December 14th, 2015 | Album reviews

Deantoni Parks
Leaving Records

Deantoni Parks is known primarily as the most recent drummer for the Mars Volta, as well as founder and drummer of the hyper-rhythmic genre-antagonizing New York band Kudu. So it makes sense that Technoself, Parks’ debut under his own name, shows off a percussionist’s approach to composition. His biggest strengths are his attention to the timbre of the instruments and voices he samples and how he pairs them with his aggressive rhythms, which he plays himself on the drums. Combined with a generally minimalist approach, the result is an album that—while consisting largely of samples and electronic sounds—never feels synthetic. Instead, it’s a collage both colorful and tactile, like a hard-lined landscape made out of construction paper.

The melodies Parks assembles are strong enough, but he’s at his best when he backs off and lets the textures become the centerpiece: “Down,” for instance, which samples an acoustic guitar cocooned in reverb, accompanied by a clipped, mournful male vocal. His ear for tonal depth manifests on the unexpectedly polished “Pebble,” too, with a surprise sample of a Phish guitar melody.
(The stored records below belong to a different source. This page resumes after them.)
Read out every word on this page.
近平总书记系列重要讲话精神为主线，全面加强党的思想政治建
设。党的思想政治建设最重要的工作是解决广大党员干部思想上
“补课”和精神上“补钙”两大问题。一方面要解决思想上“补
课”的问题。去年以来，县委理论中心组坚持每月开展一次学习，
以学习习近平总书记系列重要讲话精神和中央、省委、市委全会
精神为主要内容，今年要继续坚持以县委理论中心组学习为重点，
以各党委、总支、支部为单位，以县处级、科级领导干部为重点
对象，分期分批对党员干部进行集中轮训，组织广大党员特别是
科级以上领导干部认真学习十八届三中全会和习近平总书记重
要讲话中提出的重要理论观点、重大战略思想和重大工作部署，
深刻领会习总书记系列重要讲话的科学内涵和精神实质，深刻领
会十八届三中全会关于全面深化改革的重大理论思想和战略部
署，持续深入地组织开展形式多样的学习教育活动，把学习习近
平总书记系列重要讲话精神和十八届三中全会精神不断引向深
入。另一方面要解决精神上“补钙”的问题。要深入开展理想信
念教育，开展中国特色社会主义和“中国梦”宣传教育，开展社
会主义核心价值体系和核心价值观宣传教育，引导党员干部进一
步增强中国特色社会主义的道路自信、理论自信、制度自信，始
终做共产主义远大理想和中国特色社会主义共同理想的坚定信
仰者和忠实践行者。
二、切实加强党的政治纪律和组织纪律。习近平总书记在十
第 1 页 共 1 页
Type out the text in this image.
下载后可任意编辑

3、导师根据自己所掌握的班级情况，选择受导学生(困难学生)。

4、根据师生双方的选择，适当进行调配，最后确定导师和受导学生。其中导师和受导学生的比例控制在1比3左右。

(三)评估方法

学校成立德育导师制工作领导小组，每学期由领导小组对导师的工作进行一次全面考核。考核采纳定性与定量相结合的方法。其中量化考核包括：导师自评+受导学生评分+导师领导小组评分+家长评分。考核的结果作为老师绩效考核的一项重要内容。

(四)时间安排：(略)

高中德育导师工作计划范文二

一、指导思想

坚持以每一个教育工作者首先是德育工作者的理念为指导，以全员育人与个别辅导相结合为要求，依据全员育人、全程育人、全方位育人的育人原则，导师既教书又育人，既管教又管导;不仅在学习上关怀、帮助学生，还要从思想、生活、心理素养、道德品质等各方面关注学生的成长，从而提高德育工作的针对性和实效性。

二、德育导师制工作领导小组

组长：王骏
The few pieces that revolve around vocal samples involve Parks in meditative sparring matches. On “Our Shadows,” a terse clip of a female vocal taunting “wha? wha? wha?” is paired with sharp snaps of the snare drum; they’re answered by the “hmmm”s of a man who seems like he’s just about to say something. “Bombay” is the high point of what Parks does best on this record, with his drums and a chopped-up vocal snippet going hand-to-hand, brutally and arrhythmically. With the sounds of a small crowd dubbed in, it’s got the feel of a street corner scuffle. (Of course, it’s Parks on both sides of these battles.) These moments are rarer than the grainier, earthen moments that dominate the rest of the album, but they reinforce its themes of self and work. Ultimately, Technoself is a kind of sonic Rocky montage—a picture of Parks as an artist whipping himself into shape.